Alopécie mixte cicatrisante
Acné chéloïde nuchae
- L’acné chéloïdienne nuchae touche principalement les jeunes hommes à la peau mate et aux cheveux crépus. Les papules, les pustules se transforment ensuite en cicatrices et en chéloïdes sur la nuque et l’arrière de la tête.
Histologique :
Stade précoce
- follicules dilatés, entourés d’un infiltrat de neutrophiles
Stade tardif
- follicules pileux rompus avec des tiges de cheveux exposées, entourées d’infiltrats granulomateux et plasmocytaires et de fibrose (Fig. 7)
- Absence totale de glandes sébacées

Alopécie secondaire
SACUMAN
- SACUMAN = alopécie du cuir chevelu due à une néoplasie cliniquement inapparente ou peu apparente
- Perte de cheveux sans ou avec de légères modifications de la surface de la peau au niveau de néoplasies bénignes locales (par ex. naevus sébacé) et malignes (par ex. syndrome de Sézary) ainsi qu’en cas de tumeurs métastasées à distance (généralement en cas de cancer du sein), Fig. 8).

Messages Take-Home
- Une biopsie du cuir chevelu doit idéalement être prélevée à la périphérie d’un foyer d’alopécie avec des cheveux préservés, dans le sens de la pousse des cheveux, avec suffisamment de tissu adipeux, sans écrasement.

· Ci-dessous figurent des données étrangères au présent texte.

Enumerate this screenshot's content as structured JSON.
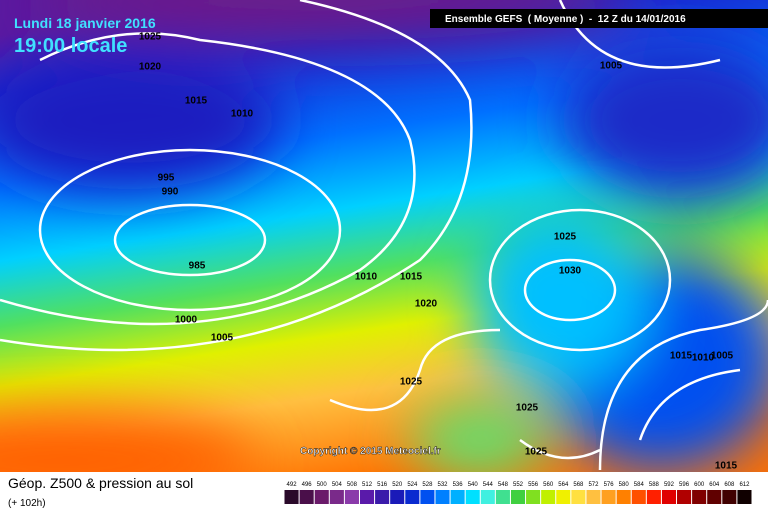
{
  "header": {
    "date": "Lundi 18 janvier 2016",
    "time": "19:00 locale",
    "run": "Ensemble GEFS  ( Moyenne )  -  12 Z du 14/01/2016"
  },
  "copyright": "Copyright © 2015 Meteociel.fr",
  "footer": {
    "title": "Géop. Z500 & pression au sol",
    "lead": "(+ 102h)"
  },
  "isobar_labels": [
    "1025",
    "1020",
    "1015",
    "1010",
    "1005",
    "995",
    "990",
    "985",
    "1010",
    "1015",
    "1020",
    "1025",
    "1030",
    "1000",
    "1005",
    "1015",
    "1010",
    "1005",
    "1025",
    "1025",
    "1025",
    "1015"
  ],
  "legend": {
    "labels": [
      492,
      496,
      500,
      504,
      508,
      512,
      516,
      520,
      524,
      528,
      532,
      536,
      540,
      544,
      548,
      552,
      556,
      560,
      564,
      568,
      572,
      576,
      580,
      584,
      588,
      592,
      596,
      600,
      604,
      608,
      612
    ],
    "colors": [
      "#2a0a2a",
      "#4a0f4a",
      "#6a1a6a",
      "#7a2a8a",
      "#8a3aaa",
      "#5a1aaa",
      "#3a1aaa",
      "#1a1ab8",
      "#0a2ad0",
      "#0050f0",
      "#0080ff",
      "#00b0ff",
      "#00e0ff",
      "#40f0e0",
      "#40e090",
      "#40d040",
      "#80e020",
      "#c0f000",
      "#f0f000",
      "#ffe040",
      "#ffc040",
      "#ffa020",
      "#ff8000",
      "#ff5000",
      "#ff2000",
      "#e00000",
      "#b00000",
      "#800000",
      "#600000",
      "#400000",
      "#100000"
    ]
  }
}
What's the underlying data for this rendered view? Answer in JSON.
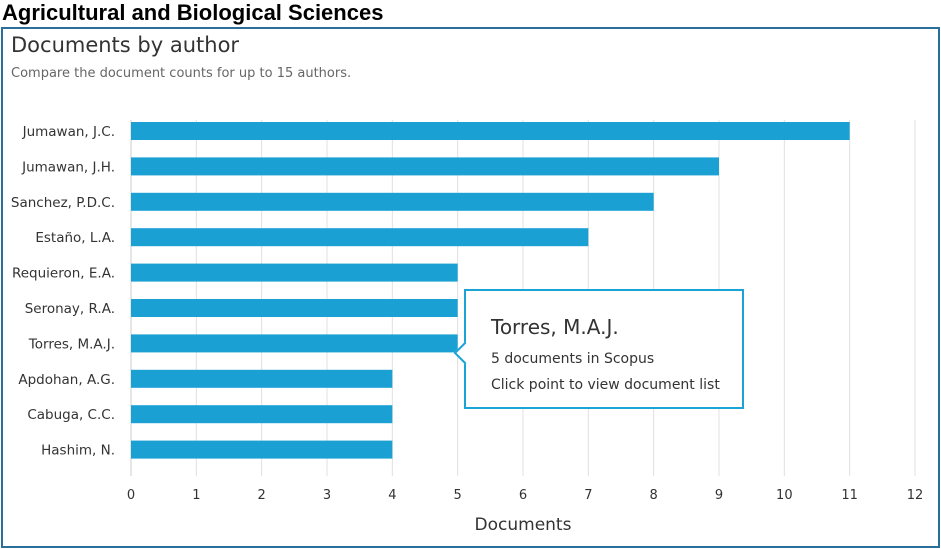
{
  "page": {
    "heading": "Agricultural and Biological Sciences"
  },
  "panel": {
    "title": "Documents by author",
    "subtitle": "Compare the document counts for up to 15 authors."
  },
  "tooltip": {
    "title": "Torres, M.A.J.",
    "line1": "5 documents in Scopus",
    "line2": "Click point to view document list"
  },
  "colors": {
    "bar": "#1aa0d2",
    "grid": "#e0e0e0",
    "border": "#2a6f9b"
  },
  "chart_data": {
    "type": "bar",
    "orientation": "horizontal",
    "categories": [
      "Jumawan, J.C.",
      "Jumawan, J.H.",
      "Sanchez, P.D.C.",
      "Estaño, L.A.",
      "Requieron, E.A.",
      "Seronay, R.A.",
      "Torres, M.A.J.",
      "Apdohan, A.G.",
      "Cabuga, C.C.",
      "Hashim, N."
    ],
    "values": [
      11,
      9,
      8,
      7,
      5,
      5,
      5,
      4,
      4,
      4
    ],
    "xlabel": "Documents",
    "xlim": [
      0,
      12
    ],
    "xticks": [
      0,
      1,
      2,
      3,
      4,
      5,
      6,
      7,
      8,
      9,
      10,
      11,
      12
    ],
    "grid": true
  }
}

- En cas d’alopécie non cicatricielle, il est toujours recommandé de prélever 2 échantillons pour les coupes verticales et horizontales.
- En cas de suspicion d’alopécie cicatricielle, notamment LE, LPP ou FD, un examen complémentaire en immunofluorescence directe est très utile pour poser le bon diagnostic.
- En cas de présentation clinique atypique d’une alopécie, il est toujours conseillé de prélever un échantillon, surtout en cas d’alopécie néoplasique ou de SACUMAN.
Littérature :
- Headington JT : Anatomie microscopique transverse du cuir chevelu humain. A basis for a morphometric approach to disorders of the hair follicle. Arch Dermatol 1984 ; 120(4) : 449-456.
- Böer A, Hoene K : Sections transversales pour le diagnostic de l’alopécie ? Am J Dermatopathol 2005 ; 27(4) : 348-352.
- Du X, Li Z, Xu W, et al : Valeur diagnostique des sections horizontales versus verticales pour l’alopécie scarieuse et non scarieuse : une revue systématique et une méta-analyse. Eur J Dermatol 2016 ; 26(4) : 361-369.
- Olsen EA, Bergfeld WF, Cotsarelis G, et al. : Summary of North American Hair Research Society (NAHRS)-sponsored Workshop on Cicatricial Alopecia, Duke University Medical Center, February 10 and 11, 2001. J. Am. Acad. Dermatol 2003 ; 48 : 103-110.
- Elston DM, Ferringer T, Dalton S, et al : A comparison of vertical versus transverse sections in the evaluation of alopecia biopsy specimens. J Am Acad Dermatol 2005 ; 53 : 267-272.
Littérature complémentaire :
- Palo S, Biligi DS : Utilité des sections horizontales et verticales des biopsies du cuir chevelu dans différentes formes d’alopécie primaire. J Lab Physicians 2018 ; 10(1) : 95-100.
- Scheinfeld N : Review of scalp alopecia due to a clinically unapparent or minimally apparent neoplasm (SACUMAN). Acta Derm Venereol 2006 ; 86(5) : 387-392.
- Stefanato CM : Histopathology of alopecia : a clinicopathological approach to diagnosis. Histopathologie 2010 ; 56(1) : 24-38.